'Ergenekon' Davası Temyiz Duruşması
Yargıtay 16. Ceza Dairesi'ndeki "Ergenekon" davasının temyiz duruşmasında, 12. gün sanıkların savunmalarıyla devam ediyor
Eski 19 Mayıs Üniversitesi Rektörü Prof. Dr. Ferit Bernay, hayatını çocukların sağlığı ve tıp eğitimine adadığını, hayatının hiçbir döneminde yasa dışı faaliyette bulunmadığını söyledi.
Yargıtay 16. Ceza Dairesindeki "Ergenekon" davasının temyiz duruşmasında 12. gün sanıkların savunmalarıyla devam ediyor. Duruşmaya, emekli Orgeneral Hurşit Tolon, Yalçın Küçük'ün de aralarında bulunduğu bazı sanıklar, avukatları ve yakınları katıldı.
Sanıklardan eski 19 Mayıs Üniversitesi Rektörü Prof. Dr. Ferit Bernay, hayatını çocukların sağlığı ve tıp eğitimine adadığını, hayatının hiçbir döneminde yasa dışı faaliyette bulunmadığını söyledi.
Bernay, Ergenekon sanıklarının büyük çoğunluğunu tanımadığını, davada ilişkilendirildiği Kemal Gürüz'ün kendisinin rektör seçilmesine karşı çıktığını, Sinan Aygün'ün çocukluk, Fatih Hilmioğlu'nun üniversiteden arkadaşı, Mehmet Haberal'ın da hocası olduğunu bildirdi.
Cumhuriyet mitinglerine katıldığı için suçlandığını ifade eden Ferit Bernay, miting sırasında "Ordu Göreve" pankartı açanların alandaki rektörler tarafından uyarıldığını, hatta kısa süreli arbede yaşandığını belirterek, bu pankartı açanların yargılandıklarını ve beraat ettiklerini anımsattı.
Hakkındaki iddiaları tümüyle reddettiğini belirten Bernay, beraatine karar verilmesini istedi.
Bernay'ın avukatı Filiz Esen de müvekkilinin, "Silahlı terör örgütüne üye olma, TBMM'yi ortadan kaldırmaya veya görevini yapmasını engellemeye teşebbüs etme, Türkiye Cumhuriyeti Hükümeti'ni ortadan kaldırmaya ve görevini yapmasını engellemeye teşebbüs etme" gibi çok ağır suçlamalarla yargılandığını, bu yargılama sırasında her şeyin varsayım ve ihtimaller üzerine kurulduğunu ileri sürdü.

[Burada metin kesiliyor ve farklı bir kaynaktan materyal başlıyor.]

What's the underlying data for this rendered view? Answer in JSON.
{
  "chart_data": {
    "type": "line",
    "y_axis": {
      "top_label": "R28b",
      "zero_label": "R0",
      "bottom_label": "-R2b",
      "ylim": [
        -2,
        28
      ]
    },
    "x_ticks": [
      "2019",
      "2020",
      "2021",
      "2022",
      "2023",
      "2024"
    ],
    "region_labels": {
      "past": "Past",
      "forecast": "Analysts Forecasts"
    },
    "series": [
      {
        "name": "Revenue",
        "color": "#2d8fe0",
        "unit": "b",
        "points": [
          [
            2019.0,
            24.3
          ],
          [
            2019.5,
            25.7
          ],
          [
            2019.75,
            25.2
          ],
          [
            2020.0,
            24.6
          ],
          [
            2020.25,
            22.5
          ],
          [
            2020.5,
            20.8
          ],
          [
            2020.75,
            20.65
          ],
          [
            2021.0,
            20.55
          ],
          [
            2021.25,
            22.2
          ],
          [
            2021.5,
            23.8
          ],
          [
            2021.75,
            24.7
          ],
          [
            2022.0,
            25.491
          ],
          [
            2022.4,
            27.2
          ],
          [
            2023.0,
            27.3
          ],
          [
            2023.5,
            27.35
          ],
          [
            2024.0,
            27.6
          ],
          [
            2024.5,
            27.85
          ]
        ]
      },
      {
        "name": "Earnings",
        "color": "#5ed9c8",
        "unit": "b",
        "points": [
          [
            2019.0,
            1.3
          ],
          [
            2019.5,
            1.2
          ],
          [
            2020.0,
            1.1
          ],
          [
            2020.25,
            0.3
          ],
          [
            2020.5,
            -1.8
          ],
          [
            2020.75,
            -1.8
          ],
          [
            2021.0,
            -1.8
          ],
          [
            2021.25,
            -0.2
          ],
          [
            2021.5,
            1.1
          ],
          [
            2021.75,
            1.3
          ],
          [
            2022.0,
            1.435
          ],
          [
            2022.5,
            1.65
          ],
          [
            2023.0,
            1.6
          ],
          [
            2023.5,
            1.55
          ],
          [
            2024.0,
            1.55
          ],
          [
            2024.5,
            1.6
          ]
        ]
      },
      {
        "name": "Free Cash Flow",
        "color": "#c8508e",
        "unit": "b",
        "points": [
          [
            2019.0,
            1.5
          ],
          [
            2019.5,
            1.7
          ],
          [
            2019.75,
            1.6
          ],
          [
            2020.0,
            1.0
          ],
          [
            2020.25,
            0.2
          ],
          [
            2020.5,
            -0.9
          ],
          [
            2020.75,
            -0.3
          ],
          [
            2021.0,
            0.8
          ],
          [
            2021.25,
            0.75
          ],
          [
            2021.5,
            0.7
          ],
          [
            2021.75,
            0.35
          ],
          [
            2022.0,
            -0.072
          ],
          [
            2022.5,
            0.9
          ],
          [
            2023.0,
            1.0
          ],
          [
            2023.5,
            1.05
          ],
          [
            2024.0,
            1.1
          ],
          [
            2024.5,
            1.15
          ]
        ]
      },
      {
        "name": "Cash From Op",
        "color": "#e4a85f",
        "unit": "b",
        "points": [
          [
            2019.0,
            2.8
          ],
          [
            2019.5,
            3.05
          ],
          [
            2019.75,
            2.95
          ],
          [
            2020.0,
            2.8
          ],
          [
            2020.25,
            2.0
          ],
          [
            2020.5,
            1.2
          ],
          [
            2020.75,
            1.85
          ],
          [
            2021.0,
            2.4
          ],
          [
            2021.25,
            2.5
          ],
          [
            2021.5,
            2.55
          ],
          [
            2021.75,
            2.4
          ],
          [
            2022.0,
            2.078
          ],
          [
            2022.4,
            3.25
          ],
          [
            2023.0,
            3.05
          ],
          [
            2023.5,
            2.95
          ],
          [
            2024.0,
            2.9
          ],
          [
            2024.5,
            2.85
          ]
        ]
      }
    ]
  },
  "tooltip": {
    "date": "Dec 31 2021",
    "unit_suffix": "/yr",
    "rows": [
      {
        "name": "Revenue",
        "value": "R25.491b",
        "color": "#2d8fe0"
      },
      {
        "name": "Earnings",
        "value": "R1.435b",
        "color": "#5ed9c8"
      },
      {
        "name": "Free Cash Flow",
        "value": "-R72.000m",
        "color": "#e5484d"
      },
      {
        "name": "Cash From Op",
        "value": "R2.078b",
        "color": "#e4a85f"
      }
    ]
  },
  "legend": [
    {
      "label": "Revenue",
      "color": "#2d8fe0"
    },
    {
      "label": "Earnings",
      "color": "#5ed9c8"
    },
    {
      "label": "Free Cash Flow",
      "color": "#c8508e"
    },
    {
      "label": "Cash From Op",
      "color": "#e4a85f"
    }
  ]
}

Hiçbir hukuki zemin olmadan, suçların delilleri gösterilmeden, suçu oluşturan olaylar delillerle ilişkilendirilmeden, soyut iddialara dayanılarak, zorla bir örgüt yaratılma çabası içine girildiğini savunan Esen, müvekkilinin de zorlamalarla bu örgütle ilişkilendirildiğini belirtti.
Avukat Esen, müvekkilinin yıllarca haksız yere tutuklu kaldığını ve hüküm giydiğini söyledi.
İsnat edilen suçları işlediği konusunda dayanılan en önemli delilin, telefon görüşmeleri olduğunu anlatan Esen, "Delil diye gösterilen telefon görüşmelerinin içeriğinde, iddia edilen suçlarla ilgili en küçük bir ifade, ibare, suç oluşturan bir husus olmayıp, hepsi sosyal ilişkiler kapsamında yapılan gündelik, özel hayat kapsamındaki görüşmelerdir. Müvekkilin sosyal hayat kapsamındaki bazı görüşmeler ve bazı kişilerle olan tanışıklığı suç veya suç delili gibi gösterilmiştir. Müvekkilin bazı kişileri tanıması, sosyal ilişki içinde olması hiçbir şekilde suç işlediğinin veya suç işleme kastı ile hareket ettiğinin delili olamaz" diye konuştu.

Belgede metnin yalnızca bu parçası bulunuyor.